Каждый день начинался у Галины Леонидовны одинаково. После проводов дочери и мужа на работу, она брала в руки тряпку и приступала к уборке трехкомнатной квартиры. Обстоятельства превратили ее в домохозяйку вовсе не потому, что она очень любила справляться с хозяйственными заботами, скорее, Галина Леонидовна ежедневно их себе выдумывала. Сноровка помогала ей быстро пропылесосить ковры, стереть пыль и перебрать вещи из платяного шкафа. Но стирку, в отличие от уборки ежедневно не устроишь, стирального порошка не напасешься, их старенькая «Вятка» не умеет бороться с накипью. «Это из-за жесткой воды», пояснял Михаил Петрович. Обои старые, плинтус нужно обновить, квартире требуется ремонт, к такому выводу пришла Галина Леонидовна, прижимая к плинтусу отслоившееся и порядком истрепанное обойное покрытие. И силы найдутся и времени предостаточно, не хватает самого главного, средств. На ремонт их трехкомнатной квартиры понадобиться никак не менее четырех тысяч рублей, в эту сумму не вписалась частичная замена линолеума, хотя паркет смотрелся бы гораздо лучше. Разве кому-нибудь из ее домашних есть до этого дело? Она стала добровольной заложницей трехкомнатных хором, проводя в них почти безвылазно последние полгода. Подтекающий унитазный бачок, желтый налет на старой ванне, расколотая раковина, туго закрывающиеся краны время от времени призывно напоминали о себе, протяжным гудением. Однако слышала их обращение одна лишь Галина Леонидовна.
Ну, вот, на сегодня, пожалуй, все. На часах четыре, а до возвращения мужа с работы еще достаточно времени. Может, перегладить постиранное белье? Перебирая стопку чистых рубашек, маек, футболок, Галина Леонидовна размышляла, какие вещи передать благотворительному обществу помощи бездомным? О нем Галине Леонидовне обмолвилась дочь. «Представляешь, всем беднягам не хватает места, и это несмотря на то, что они вынуждены ночевать на полу. Ночлежку для бездомных открыли в старом детском саду, детей мало, распределили по соседним. Но мест для всех бедолаг не хватает, туда бы многоярусные кровати, но …это уже не от нас зависит. Спонсоры нужны. Нельзя допустить, чтобы столичные улицы заполонили толпы бездомных людей. Мама, ведь они не все пьяницы и тунеядцы, многие из них когда-то имели семью и хорошую работу. Я познакомилась с одним из них.
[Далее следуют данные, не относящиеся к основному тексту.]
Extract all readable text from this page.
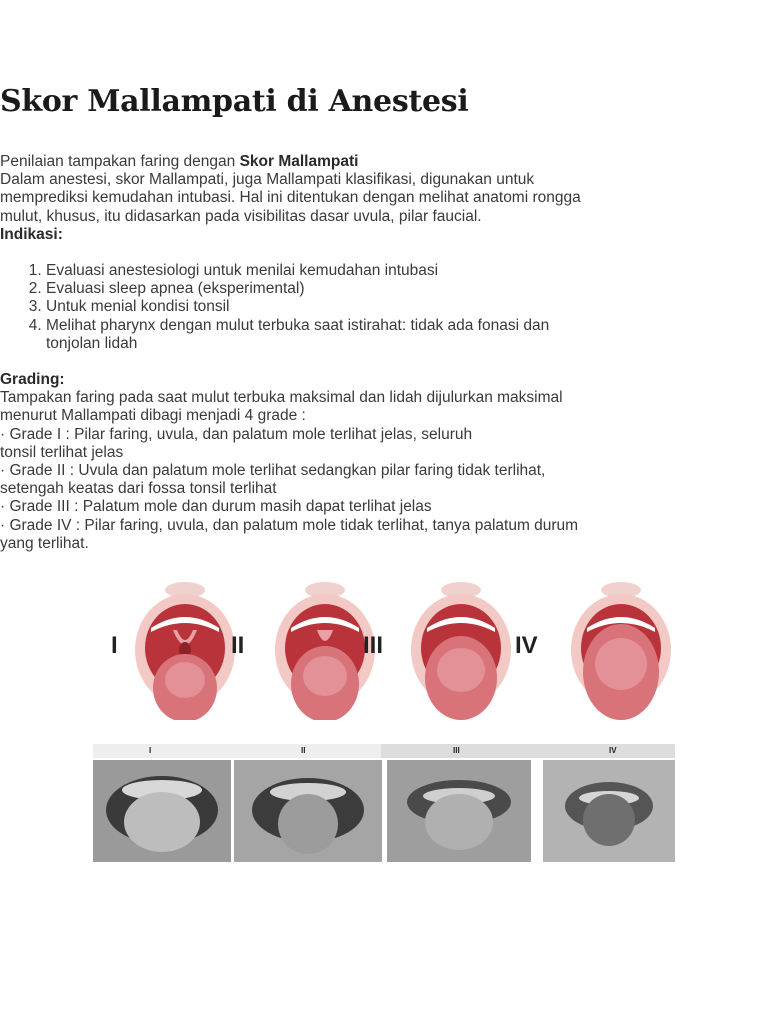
Skor Mallampati di Anestesi

Penilaian tampakan faring dengan Skor Mallampati

Dalam anestesi, skor Mallampati, juga Mallampati klasifikasi, digunakan untuk memprediksi kemudahan intubasi. Hal ini ditentukan dengan melihat anatomi rongga mulut, khusus, itu didasarkan pada visibilitas dasar uvula, pilar faucial.

Indikasi:

1. Evaluasi anestesiologi untuk menilai kemudahan intubasi
2. Evaluasi sleep apnea (eksperimental)
3. Untuk menial kondisi tonsil
4. Melihat pharynx dengan mulut terbuka saat istirahat: tidak ada fonasi dan tonjolan lidah

Grading:

Tampakan faring pada saat mulut terbuka maksimal dan lidah dijulurkan maksimal menurut Mallampati dibagi menjadi 4 grade :

· Grade I : Pilar faring, uvula, dan palatum mole terlihat jelas, seluruh

tonsil terlihat jelas

· Grade II : Uvula dan palatum mole terlihat sedangkan pilar faring tidak terlihat, setengah keatas dari fossa tonsil terlihat

· Grade III : Palatum mole dan durum masih dapat terlihat jelas

· Grade IV : Pilar faring, uvula, dan palatum mole tidak terlihat, tanya palatum durum yang terlihat.

I	II	III	IV
I	II	III	IV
Инженер-конструктор, условно Леонид Сергеевич, вложил все свои сбережения в изобретение, а когда для его пробного запуска не хватило нескольких деталей, закончились не только финансы, но и все, из чего их можно выручить. Мам, Леонид еще молод, ему около сорока, но выглядит он будто изможденный старик, такого опустившегося элемента из него сотворила улица. Главная причина – людское безразличие. От него ушла жена, забрав детей. Через месяц она вернулась, жить было негде, но выгнала мужа. Мне его очень жаль, но что я могу сделать, когда число тех, кому некуда идти, с каждым днем растет?»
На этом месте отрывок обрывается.